TV production is up more than 33 percent in Los Angeles over the second quarter of last year. The numbers seem to be a bright spot in what has been a dismal run of statistics for southern California’s entertainment industry. But officials with FilmL.A., a not-for-profit that tracks production figures through permitting for local productions, immediately tampered down expectations.
“Today’s report illustrates the challenges we sometimes face in interpreting film industry data, Paul Audley, president of FilmL.A., said in a statement. “It’s crucial that observers understand the losses the region has already suffered, so as to view reported short-term gains with the proper perspective.”
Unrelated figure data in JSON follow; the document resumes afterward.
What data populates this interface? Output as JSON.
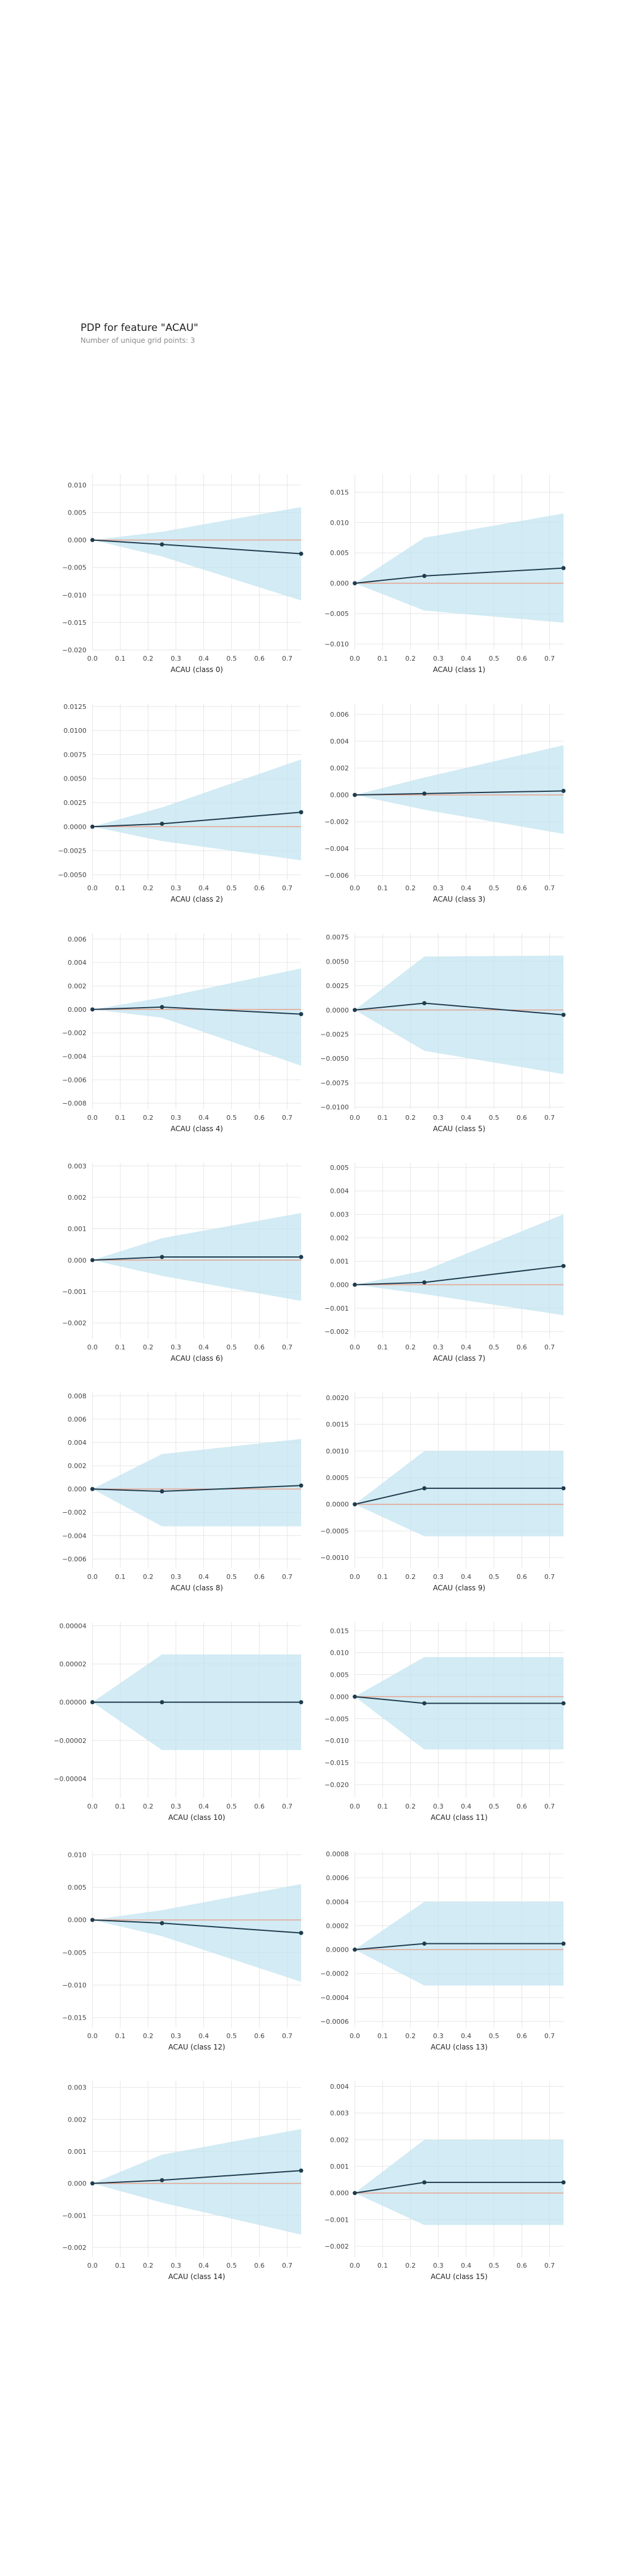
{
  "header": {
    "title": "PDP for feature \"ACAU\"",
    "subtitle": "Number of unique grid points: 3"
  },
  "style": {
    "line_color": "#1f3b4d",
    "band_color": "#bfe2ef",
    "zero_line_color": "#e8a08c",
    "grid_color": "#e6e6e6",
    "tick_color": "#444444"
  },
  "chart_data": [
    {
      "type": "line",
      "xlabel": "ACAU (class 0)",
      "x": [
        0.0,
        0.25,
        0.75
      ],
      "y": [
        0.0,
        -0.0008,
        -0.0025
      ],
      "band_upper": [
        0.0,
        0.0015,
        0.006
      ],
      "band_lower": [
        0.0,
        -0.003,
        -0.011
      ],
      "xlim": [
        0.0,
        0.75
      ],
      "ylim": [
        -0.02,
        0.012
      ],
      "xticks": [
        "0.0",
        "0.1",
        "0.2",
        "0.3",
        "0.4",
        "0.5",
        "0.6",
        "0.7"
      ],
      "yticks": [
        "0.010",
        "0.005",
        "0.000",
        "−0.005",
        "−0.010",
        "−0.015",
        "−0.020"
      ]
    },
    {
      "type": "line",
      "xlabel": "ACAU (class 1)",
      "x": [
        0.0,
        0.25,
        0.75
      ],
      "y": [
        0.0,
        0.0012,
        0.0025
      ],
      "band_upper": [
        0.0,
        0.0075,
        0.0115
      ],
      "band_lower": [
        0.0,
        -0.0045,
        -0.0065
      ],
      "xlim": [
        0.0,
        0.75
      ],
      "ylim": [
        -0.011,
        0.018
      ],
      "xticks": [
        "0.0",
        "0.1",
        "0.2",
        "0.3",
        "0.4",
        "0.5",
        "0.6",
        "0.7"
      ],
      "yticks": [
        "0.015",
        "0.010",
        "0.005",
        "0.000",
        "−0.005",
        "−0.010"
      ]
    },
    {
      "type": "line",
      "xlabel": "ACAU (class 2)",
      "x": [
        0.0,
        0.25,
        0.75
      ],
      "y": [
        0.0,
        0.0003,
        0.0015
      ],
      "band_upper": [
        0.0,
        0.002,
        0.007
      ],
      "band_lower": [
        0.0,
        -0.0015,
        -0.0035
      ],
      "xlim": [
        0.0,
        0.75
      ],
      "ylim": [
        -0.0055,
        0.0128
      ],
      "xticks": [
        "0.0",
        "0.1",
        "0.2",
        "0.3",
        "0.4",
        "0.5",
        "0.6",
        "0.7"
      ],
      "yticks": [
        "0.0125",
        "0.0100",
        "0.0075",
        "0.0050",
        "0.0025",
        "0.0000",
        "−0.0025",
        "−0.0050"
      ]
    },
    {
      "type": "line",
      "xlabel": "ACAU (class 3)",
      "x": [
        0.0,
        0.25,
        0.75
      ],
      "y": [
        0.0,
        0.0001,
        0.0003
      ],
      "band_upper": [
        0.0,
        0.0013,
        0.0037
      ],
      "band_lower": [
        0.0,
        -0.0011,
        -0.0029
      ],
      "xlim": [
        0.0,
        0.75
      ],
      "ylim": [
        -0.0063,
        0.0068
      ],
      "xticks": [
        "0.0",
        "0.1",
        "0.2",
        "0.3",
        "0.4",
        "0.5",
        "0.6",
        "0.7"
      ],
      "yticks": [
        "0.006",
        "0.004",
        "0.002",
        "0.000",
        "−0.002",
        "−0.004",
        "−0.006"
      ]
    },
    {
      "type": "line",
      "xlabel": "ACAU (class 4)",
      "x": [
        0.0,
        0.25,
        0.75
      ],
      "y": [
        0.0,
        0.0002,
        -0.0004
      ],
      "band_upper": [
        0.0,
        0.001,
        0.0035
      ],
      "band_lower": [
        0.0,
        -0.0007,
        -0.0048
      ],
      "xlim": [
        0.0,
        0.75
      ],
      "ylim": [
        -0.0085,
        0.0065
      ],
      "xticks": [
        "0.0",
        "0.1",
        "0.2",
        "0.3",
        "0.4",
        "0.5",
        "0.6",
        "0.7"
      ],
      "yticks": [
        "0.006",
        "0.004",
        "0.002",
        "0.000",
        "−0.002",
        "−0.004",
        "−0.006",
        "−0.008"
      ]
    },
    {
      "type": "line",
      "xlabel": "ACAU (class 5)",
      "x": [
        0.0,
        0.25,
        0.75
      ],
      "y": [
        0.0,
        0.0007,
        -0.0005
      ],
      "band_upper": [
        0.0,
        0.0055,
        0.0056
      ],
      "band_lower": [
        0.0,
        -0.0042,
        -0.0066
      ],
      "xlim": [
        0.0,
        0.75
      ],
      "ylim": [
        -0.0102,
        0.0079
      ],
      "xticks": [
        "0.0",
        "0.1",
        "0.2",
        "0.3",
        "0.4",
        "0.5",
        "0.6",
        "0.7"
      ],
      "yticks": [
        "0.0075",
        "0.0050",
        "0.0025",
        "0.0000",
        "−0.0025",
        "−0.0050",
        "−0.0075",
        "−0.0100"
      ]
    },
    {
      "type": "line",
      "xlabel": "ACAU (class 6)",
      "x": [
        0.0,
        0.25,
        0.75
      ],
      "y": [
        0.0,
        0.0001,
        0.0001
      ],
      "band_upper": [
        0.0,
        0.0007,
        0.0015
      ],
      "band_lower": [
        0.0,
        -0.0005,
        -0.0013
      ],
      "xlim": [
        0.0,
        0.75
      ],
      "ylim": [
        -0.0025,
        0.0031
      ],
      "xticks": [
        "0.0",
        "0.1",
        "0.2",
        "0.3",
        "0.4",
        "0.5",
        "0.6",
        "0.7"
      ],
      "yticks": [
        "0.003",
        "0.002",
        "0.001",
        "0.000",
        "−0.001",
        "−0.002"
      ]
    },
    {
      "type": "line",
      "xlabel": "ACAU (class 7)",
      "x": [
        0.0,
        0.25,
        0.75
      ],
      "y": [
        0.0,
        0.0001,
        0.0008
      ],
      "band_upper": [
        0.0,
        0.0006,
        0.003
      ],
      "band_lower": [
        0.0,
        -0.0004,
        -0.0013
      ],
      "xlim": [
        0.0,
        0.75
      ],
      "ylim": [
        -0.0023,
        0.0052
      ],
      "xticks": [
        "0.0",
        "0.1",
        "0.2",
        "0.3",
        "0.4",
        "0.5",
        "0.6",
        "0.7"
      ],
      "yticks": [
        "0.005",
        "0.004",
        "0.003",
        "0.002",
        "0.001",
        "0.000",
        "−0.001",
        "−0.002"
      ]
    },
    {
      "type": "line",
      "xlabel": "ACAU (class 8)",
      "x": [
        0.0,
        0.25,
        0.75
      ],
      "y": [
        0.0,
        -0.0002,
        0.0003
      ],
      "band_upper": [
        0.0,
        0.003,
        0.0043
      ],
      "band_lower": [
        0.0,
        -0.0032,
        -0.0032
      ],
      "xlim": [
        0.0,
        0.75
      ],
      "ylim": [
        -0.0068,
        0.0083
      ],
      "xticks": [
        "0.0",
        "0.1",
        "0.2",
        "0.3",
        "0.4",
        "0.5",
        "0.6",
        "0.7"
      ],
      "yticks": [
        "0.008",
        "0.006",
        "0.004",
        "0.002",
        "0.000",
        "−0.002",
        "−0.004",
        "−0.006"
      ]
    },
    {
      "type": "line",
      "xlabel": "ACAU (class 9)",
      "x": [
        0.0,
        0.25,
        0.75
      ],
      "y": [
        0.0,
        0.0003,
        0.0003
      ],
      "band_upper": [
        0.0,
        0.001,
        0.001
      ],
      "band_lower": [
        0.0,
        -0.0006,
        -0.0006
      ],
      "xlim": [
        0.0,
        0.75
      ],
      "ylim": [
        -0.0012,
        0.0021
      ],
      "xticks": [
        "0.0",
        "0.1",
        "0.2",
        "0.3",
        "0.4",
        "0.5",
        "0.6",
        "0.7"
      ],
      "yticks": [
        "0.0020",
        "0.0015",
        "0.0010",
        "0.0005",
        "0.0000",
        "−0.0005",
        "−0.0010"
      ]
    },
    {
      "type": "line",
      "xlabel": "ACAU (class 10)",
      "x": [
        0.0,
        0.25,
        0.75
      ],
      "y": [
        0.0,
        0.0,
        0.0
      ],
      "band_upper": [
        0.0,
        2.5e-05,
        2.5e-05
      ],
      "band_lower": [
        0.0,
        -2.5e-05,
        -2.5e-05
      ],
      "xlim": [
        0.0,
        0.75
      ],
      "ylim": [
        -5e-05,
        4.2e-05
      ],
      "xticks": [
        "0.0",
        "0.1",
        "0.2",
        "0.3",
        "0.4",
        "0.5",
        "0.6",
        "0.7"
      ],
      "yticks": [
        "0.00004",
        "0.00002",
        "0.00000",
        "−0.00002",
        "−0.00004"
      ]
    },
    {
      "type": "line",
      "xlabel": "ACAU (class 11)",
      "x": [
        0.0,
        0.25,
        0.75
      ],
      "y": [
        0.0,
        -0.0015,
        -0.0015
      ],
      "band_upper": [
        0.0,
        0.009,
        0.009
      ],
      "band_lower": [
        0.0,
        -0.012,
        -0.012
      ],
      "xlim": [
        0.0,
        0.75
      ],
      "ylim": [
        -0.023,
        0.017
      ],
      "xticks": [
        "0.0",
        "0.1",
        "0.2",
        "0.3",
        "0.4",
        "0.5",
        "0.6",
        "0.7"
      ],
      "yticks": [
        "0.015",
        "0.010",
        "0.005",
        "0.000",
        "−0.005",
        "−0.010",
        "−0.015",
        "−0.020"
      ]
    },
    {
      "type": "line",
      "xlabel": "ACAU (class 12)",
      "x": [
        0.0,
        0.25,
        0.75
      ],
      "y": [
        0.0,
        -0.0005,
        -0.002
      ],
      "band_upper": [
        0.0,
        0.0015,
        0.0055
      ],
      "band_lower": [
        0.0,
        -0.0025,
        -0.0095
      ],
      "xlim": [
        0.0,
        0.75
      ],
      "ylim": [
        -0.0165,
        0.0105
      ],
      "xticks": [
        "0.0",
        "0.1",
        "0.2",
        "0.3",
        "0.4",
        "0.5",
        "0.6",
        "0.7"
      ],
      "yticks": [
        "0.010",
        "0.005",
        "0.000",
        "−0.005",
        "−0.010",
        "−0.015"
      ]
    },
    {
      "type": "line",
      "xlabel": "ACAU (class 13)",
      "x": [
        0.0,
        0.25,
        0.75
      ],
      "y": [
        0.0,
        5e-05,
        5e-05
      ],
      "band_upper": [
        0.0,
        0.0004,
        0.0004
      ],
      "band_lower": [
        0.0,
        -0.0003,
        -0.0003
      ],
      "xlim": [
        0.0,
        0.75
      ],
      "ylim": [
        -0.00065,
        0.00082
      ],
      "xticks": [
        "0.0",
        "0.1",
        "0.2",
        "0.3",
        "0.4",
        "0.5",
        "0.6",
        "0.7"
      ],
      "yticks": [
        "0.0008",
        "0.0006",
        "0.0004",
        "0.0002",
        "0.0000",
        "−0.0002",
        "−0.0004",
        "−0.0006"
      ]
    },
    {
      "type": "line",
      "xlabel": "ACAU (class 14)",
      "x": [
        0.0,
        0.25,
        0.75
      ],
      "y": [
        0.0,
        0.0001,
        0.0004
      ],
      "band_upper": [
        0.0,
        0.0009,
        0.0017
      ],
      "band_lower": [
        0.0,
        -0.0006,
        -0.0016
      ],
      "xlim": [
        0.0,
        0.75
      ],
      "ylim": [
        -0.0023,
        0.0032
      ],
      "xticks": [
        "0.0",
        "0.1",
        "0.2",
        "0.3",
        "0.4",
        "0.5",
        "0.6",
        "0.7"
      ],
      "yticks": [
        "0.003",
        "0.002",
        "0.001",
        "0.000",
        "−0.001",
        "−0.002"
      ]
    },
    {
      "type": "line",
      "xlabel": "ACAU (class 15)",
      "x": [
        0.0,
        0.25,
        0.75
      ],
      "y": [
        0.0,
        0.0004,
        0.0004
      ],
      "band_upper": [
        0.0,
        0.002,
        0.002
      ],
      "band_lower": [
        0.0,
        -0.0012,
        -0.0012
      ],
      "xlim": [
        0.0,
        0.75
      ],
      "ylim": [
        -0.0024,
        0.0042
      ],
      "xticks": [
        "0.0",
        "0.1",
        "0.2",
        "0.3",
        "0.4",
        "0.5",
        "0.6",
        "0.7"
      ],
      "yticks": [
        "0.004",
        "0.003",
        "0.002",
        "0.001",
        "0.000",
        "−0.001",
        "−0.002"
      ]
    }
  ]
}
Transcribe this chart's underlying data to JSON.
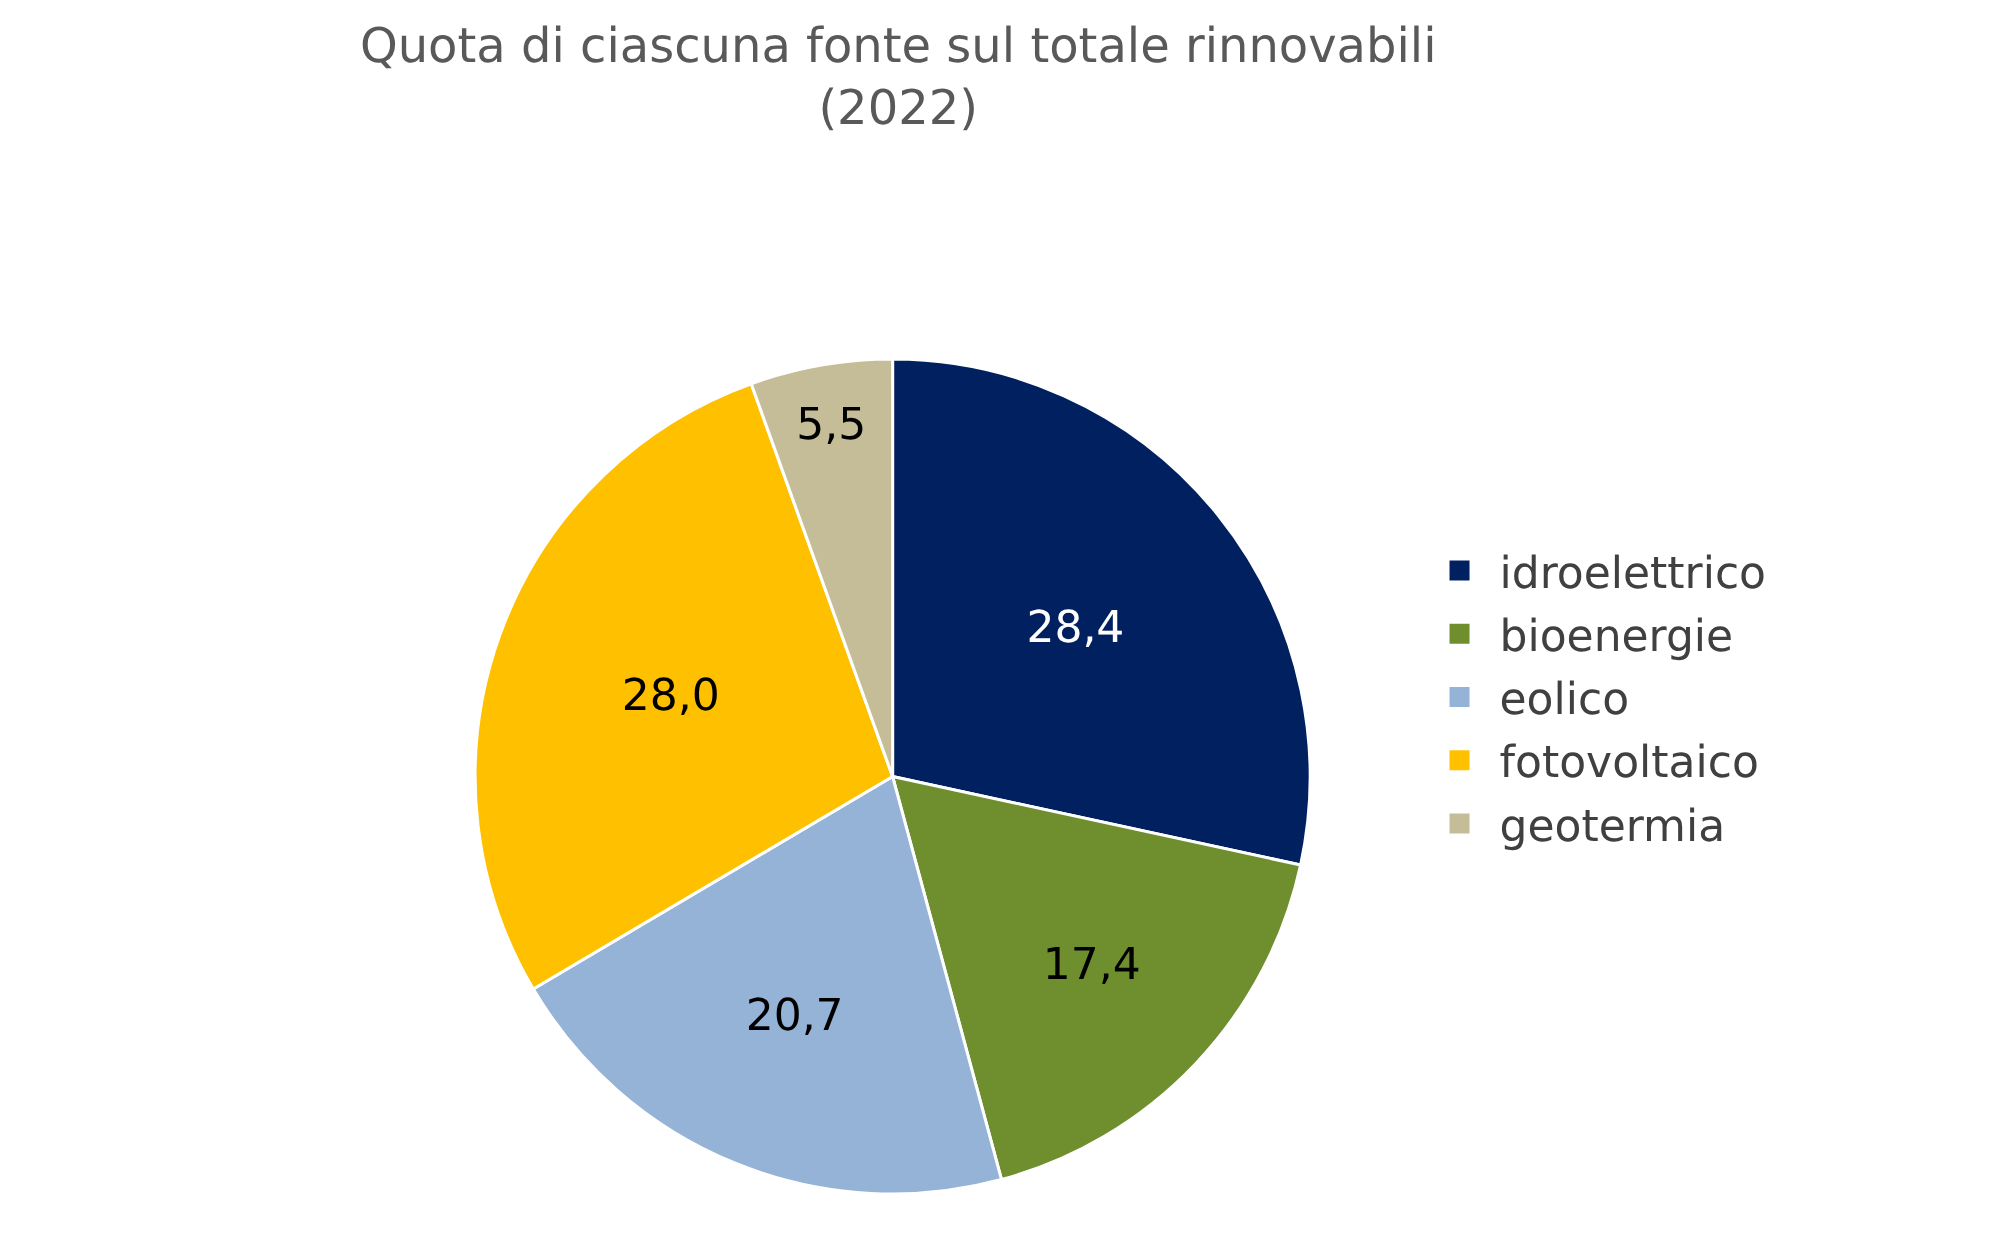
{
  "chart_data": {
    "type": "pie",
    "title": "Quota di ciascuna fonte sul totale rinnovabili\n(2022)",
    "categories": [
      "idroelettrico",
      "bioenergie",
      "eolico",
      "fotovoltaico",
      "geotermia"
    ],
    "values": [
      28.4,
      17.4,
      20.7,
      28.0,
      5.5
    ],
    "value_labels": [
      "28,4",
      "17,4",
      "20,7",
      "28,0",
      "5,5"
    ],
    "colors": [
      "#002060",
      "#6f8f2f",
      "#95b3d7",
      "#ffc000",
      "#c4bd97"
    ],
    "legend": "right"
  }
}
Part of the reason for the quarter-over-quarter increase was that TV production was delayed in the first quarter. Moreover, the FilmL.A. report states, “it seems more local crews are working to support the early summer premiere of new and returning shows.” These factors helped push second quarter permitted production days (PPD) to 5,761 — a 33.7 percent increase over 2013.
Nearly all TV categories were up: TV Drama (up 58.6 percent to 1,191 PPD), TV Reality (up 64.1 percent to 2,550 PPD), TV Sitcom (up 5.5 percent to 402 PPD) and Web-Based TV (up 3.4 percent to 379 PPD).
Two categories were down. TV Pilot production declined 26.6 percent to 282 PPD, and feature production declined 5.3 percent last quarter to 1,665 PPD.
Audley reiterated his group’s support for an augmentation of the California Film & Television Tax Credit Program.
“History teaches us how quickly apparent gains in local production can be swept away,” Audley stated. “Strengthening the programs that make California competitive and attractive for filming is essential to our state’s long-term prosperity.”